We Did It: Kangoo
The minute we saw an ad for Kangoo at the 23rd Street New York Health and Racquet Club, we knew we had to try it. OK, so maybe we were sold by the claim "Burn Fat & Get Results" plastered alongside an image of footgear resembling a cross between moon shoes and Rollerblades. With Greatist’s fitness editor and community director as backup, we took an extended lunch break to follow the enthusiastic lead of Kangoo Master Trainer Mario Godiva, who may have just introduced us to our newest healthy obsession.
To the tune of a bass-pumping remix of everything you'll ever hear on American Top 40, we two-stepped, walked-it-out, cupid shuffled, shimmied, and booty-popped for a solid 45 minutes, sandwiched between a warm-up and cool down involving squats, mountain pose, and hip rolls. Wearing these the entire time.
All went smoothly for the duration of the class — save the last 10 minutes when fatigue started setting in. But the energetic music, the variety of moves, and Mario's exuberance were enough to withstand any flagging energy. And to our surprise, none of us left with any back, knee or ankle pain. This was a clutch, since a couple Greatist members have endured some serious injuries in these departments (think: herniated discs and runner’s knee… not fun). There were the beginnings of some blisters, and a little extra ankle pressure from the Kangoo boot — but nothing a pair of long, thick socks couldn’t prevent in the future. (Next time, BYO!)
The best part?
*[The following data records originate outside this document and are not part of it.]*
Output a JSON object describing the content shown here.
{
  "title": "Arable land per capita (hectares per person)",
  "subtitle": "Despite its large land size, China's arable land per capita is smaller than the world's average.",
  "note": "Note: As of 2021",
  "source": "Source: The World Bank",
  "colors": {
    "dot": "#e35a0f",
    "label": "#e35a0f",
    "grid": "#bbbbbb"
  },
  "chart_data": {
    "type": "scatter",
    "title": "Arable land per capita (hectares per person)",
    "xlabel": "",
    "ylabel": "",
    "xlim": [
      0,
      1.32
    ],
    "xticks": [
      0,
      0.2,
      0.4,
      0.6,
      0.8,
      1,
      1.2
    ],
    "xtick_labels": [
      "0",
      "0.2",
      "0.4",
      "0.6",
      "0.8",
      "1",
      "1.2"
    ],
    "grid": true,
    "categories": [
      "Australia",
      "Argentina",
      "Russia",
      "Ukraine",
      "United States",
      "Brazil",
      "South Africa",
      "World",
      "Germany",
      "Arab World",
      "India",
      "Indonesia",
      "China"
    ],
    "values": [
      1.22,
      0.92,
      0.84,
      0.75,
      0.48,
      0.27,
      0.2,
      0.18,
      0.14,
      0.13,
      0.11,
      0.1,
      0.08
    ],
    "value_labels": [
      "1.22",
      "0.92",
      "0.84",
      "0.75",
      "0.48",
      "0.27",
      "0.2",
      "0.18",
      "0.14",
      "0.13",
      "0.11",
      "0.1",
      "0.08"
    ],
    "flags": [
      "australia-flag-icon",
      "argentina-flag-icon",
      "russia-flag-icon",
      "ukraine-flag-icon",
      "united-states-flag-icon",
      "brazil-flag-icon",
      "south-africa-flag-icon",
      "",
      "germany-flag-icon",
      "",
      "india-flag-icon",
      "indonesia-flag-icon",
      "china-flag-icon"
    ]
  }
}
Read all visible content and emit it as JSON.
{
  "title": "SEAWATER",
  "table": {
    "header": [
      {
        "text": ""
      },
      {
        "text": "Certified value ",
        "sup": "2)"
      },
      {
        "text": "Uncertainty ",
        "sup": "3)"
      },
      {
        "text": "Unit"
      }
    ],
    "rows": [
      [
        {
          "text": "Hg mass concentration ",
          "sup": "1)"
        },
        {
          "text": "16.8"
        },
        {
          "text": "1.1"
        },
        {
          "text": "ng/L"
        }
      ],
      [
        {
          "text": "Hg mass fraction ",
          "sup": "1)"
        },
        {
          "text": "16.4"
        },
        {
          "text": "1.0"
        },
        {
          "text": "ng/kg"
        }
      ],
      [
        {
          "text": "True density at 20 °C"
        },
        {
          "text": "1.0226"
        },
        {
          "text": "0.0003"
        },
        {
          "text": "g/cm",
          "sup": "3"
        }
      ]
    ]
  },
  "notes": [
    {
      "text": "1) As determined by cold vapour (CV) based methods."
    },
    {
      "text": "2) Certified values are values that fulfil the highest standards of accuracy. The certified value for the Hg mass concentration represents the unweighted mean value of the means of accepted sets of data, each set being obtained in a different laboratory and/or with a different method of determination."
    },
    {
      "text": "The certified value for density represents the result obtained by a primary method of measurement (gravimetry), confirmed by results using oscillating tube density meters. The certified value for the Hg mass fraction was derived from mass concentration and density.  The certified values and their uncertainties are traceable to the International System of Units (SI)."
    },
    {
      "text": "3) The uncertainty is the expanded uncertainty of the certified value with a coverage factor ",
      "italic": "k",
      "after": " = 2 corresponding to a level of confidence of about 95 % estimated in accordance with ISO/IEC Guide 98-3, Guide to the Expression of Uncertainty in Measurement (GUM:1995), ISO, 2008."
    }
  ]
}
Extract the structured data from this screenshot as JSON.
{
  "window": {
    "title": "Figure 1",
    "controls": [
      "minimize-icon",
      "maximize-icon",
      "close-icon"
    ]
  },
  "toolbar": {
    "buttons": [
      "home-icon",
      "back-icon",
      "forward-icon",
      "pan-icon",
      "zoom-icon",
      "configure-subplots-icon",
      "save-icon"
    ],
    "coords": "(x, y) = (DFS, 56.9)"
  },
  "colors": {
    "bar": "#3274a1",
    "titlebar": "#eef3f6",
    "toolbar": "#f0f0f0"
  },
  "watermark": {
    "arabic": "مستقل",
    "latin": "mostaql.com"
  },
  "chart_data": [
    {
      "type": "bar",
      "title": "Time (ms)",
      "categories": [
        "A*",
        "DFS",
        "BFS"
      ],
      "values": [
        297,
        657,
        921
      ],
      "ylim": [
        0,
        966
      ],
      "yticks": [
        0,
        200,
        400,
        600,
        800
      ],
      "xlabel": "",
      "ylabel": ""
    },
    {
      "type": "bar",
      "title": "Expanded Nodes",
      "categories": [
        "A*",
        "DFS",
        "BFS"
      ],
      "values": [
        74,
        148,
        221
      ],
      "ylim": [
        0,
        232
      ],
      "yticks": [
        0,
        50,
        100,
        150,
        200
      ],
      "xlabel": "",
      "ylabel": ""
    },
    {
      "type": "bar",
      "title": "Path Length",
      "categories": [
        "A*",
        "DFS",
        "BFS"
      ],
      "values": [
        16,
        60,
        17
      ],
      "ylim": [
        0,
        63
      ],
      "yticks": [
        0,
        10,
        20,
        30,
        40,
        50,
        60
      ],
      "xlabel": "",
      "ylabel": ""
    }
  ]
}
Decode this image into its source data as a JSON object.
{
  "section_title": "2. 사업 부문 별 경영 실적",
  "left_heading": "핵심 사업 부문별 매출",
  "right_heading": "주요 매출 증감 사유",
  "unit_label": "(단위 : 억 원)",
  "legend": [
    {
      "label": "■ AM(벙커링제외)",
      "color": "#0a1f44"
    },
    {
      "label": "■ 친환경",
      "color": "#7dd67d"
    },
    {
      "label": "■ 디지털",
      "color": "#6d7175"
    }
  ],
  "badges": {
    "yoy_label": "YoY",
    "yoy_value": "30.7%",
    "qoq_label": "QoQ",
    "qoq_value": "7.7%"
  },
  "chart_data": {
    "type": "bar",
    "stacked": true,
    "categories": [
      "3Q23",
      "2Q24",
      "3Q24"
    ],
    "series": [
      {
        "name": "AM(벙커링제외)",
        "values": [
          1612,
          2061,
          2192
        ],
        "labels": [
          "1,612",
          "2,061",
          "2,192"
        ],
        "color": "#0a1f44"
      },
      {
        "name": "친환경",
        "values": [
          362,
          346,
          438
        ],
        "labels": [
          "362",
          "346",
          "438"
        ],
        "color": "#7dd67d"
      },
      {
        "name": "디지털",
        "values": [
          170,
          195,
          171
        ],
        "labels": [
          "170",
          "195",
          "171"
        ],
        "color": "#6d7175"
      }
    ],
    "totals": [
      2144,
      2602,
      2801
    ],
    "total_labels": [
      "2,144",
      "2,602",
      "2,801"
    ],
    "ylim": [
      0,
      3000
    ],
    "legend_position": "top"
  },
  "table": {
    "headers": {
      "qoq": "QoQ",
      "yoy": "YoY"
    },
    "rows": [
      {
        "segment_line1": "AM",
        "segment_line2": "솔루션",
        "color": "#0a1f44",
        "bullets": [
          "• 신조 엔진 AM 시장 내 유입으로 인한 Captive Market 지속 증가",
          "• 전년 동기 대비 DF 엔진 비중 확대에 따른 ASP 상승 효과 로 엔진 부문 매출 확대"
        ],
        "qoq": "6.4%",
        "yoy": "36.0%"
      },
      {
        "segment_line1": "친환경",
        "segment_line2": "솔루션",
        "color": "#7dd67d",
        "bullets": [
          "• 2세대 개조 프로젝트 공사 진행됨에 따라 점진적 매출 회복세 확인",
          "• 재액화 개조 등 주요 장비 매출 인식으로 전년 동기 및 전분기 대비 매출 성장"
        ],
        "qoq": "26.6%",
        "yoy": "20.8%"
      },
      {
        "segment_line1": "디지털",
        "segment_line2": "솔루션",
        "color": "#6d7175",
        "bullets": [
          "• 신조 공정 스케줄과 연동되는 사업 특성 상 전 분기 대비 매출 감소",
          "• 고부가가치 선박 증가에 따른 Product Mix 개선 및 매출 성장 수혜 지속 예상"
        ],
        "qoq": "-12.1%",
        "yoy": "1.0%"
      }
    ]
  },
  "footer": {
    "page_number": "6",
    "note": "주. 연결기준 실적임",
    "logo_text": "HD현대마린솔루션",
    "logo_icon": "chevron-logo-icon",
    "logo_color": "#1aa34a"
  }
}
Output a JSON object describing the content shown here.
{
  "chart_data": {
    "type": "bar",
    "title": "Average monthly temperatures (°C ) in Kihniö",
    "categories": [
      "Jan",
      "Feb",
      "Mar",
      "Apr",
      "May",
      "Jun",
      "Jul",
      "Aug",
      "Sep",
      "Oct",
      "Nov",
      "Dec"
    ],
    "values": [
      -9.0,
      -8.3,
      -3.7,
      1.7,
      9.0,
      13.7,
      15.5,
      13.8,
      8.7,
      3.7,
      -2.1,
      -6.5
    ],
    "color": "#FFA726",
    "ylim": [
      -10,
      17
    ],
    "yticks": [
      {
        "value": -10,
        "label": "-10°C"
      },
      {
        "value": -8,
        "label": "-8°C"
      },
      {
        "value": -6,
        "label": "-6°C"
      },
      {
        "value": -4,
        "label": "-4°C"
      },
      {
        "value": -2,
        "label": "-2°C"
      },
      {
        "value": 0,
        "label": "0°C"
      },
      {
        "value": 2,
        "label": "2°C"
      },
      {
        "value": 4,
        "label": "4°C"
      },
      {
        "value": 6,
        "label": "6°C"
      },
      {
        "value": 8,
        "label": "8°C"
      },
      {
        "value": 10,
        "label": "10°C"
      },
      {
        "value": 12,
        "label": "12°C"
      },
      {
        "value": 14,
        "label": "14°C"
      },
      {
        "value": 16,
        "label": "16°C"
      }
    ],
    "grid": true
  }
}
Onlookers pressed against the studio's glass walls were just as engaged as we were. One woman flung open the door to fist pump and record us with her iPhone. Another bounced up and down for a good 25 minutes outside, barefoot. And a fair number of stationary male rowers couldn’t help gawking to the left of their machines for the duration of their own cardio sessions.
There’s even some science to support the Kangoo craze. One study found that three weekly Kangoo sessions improved participants’ average VO2 peak (a predictive measure of VO2 max, taken at less intense exertion levels) by about 18 percent after four months. Compare this to just a four percent increase for those who ran in regular shoes under the same conditions. And on the injury front: Almost half these runners limped away from the study with ankle sprains, plantar fasciitis, IT-band friction syndrome, and shin splints, whereas Kangoo exercisers reported no injuries whatsoever. (Of course, like all forms of exercise, there’s always some risks involved.)
Still game for Kangoo? Remember to come bearing shin-high cotton socks, wear a very secure sports bra (ladies, this is key), and don't be afraid to make a fool of yourself.
Go ahead: Hop to it. We have a hunch you’ll have a blast.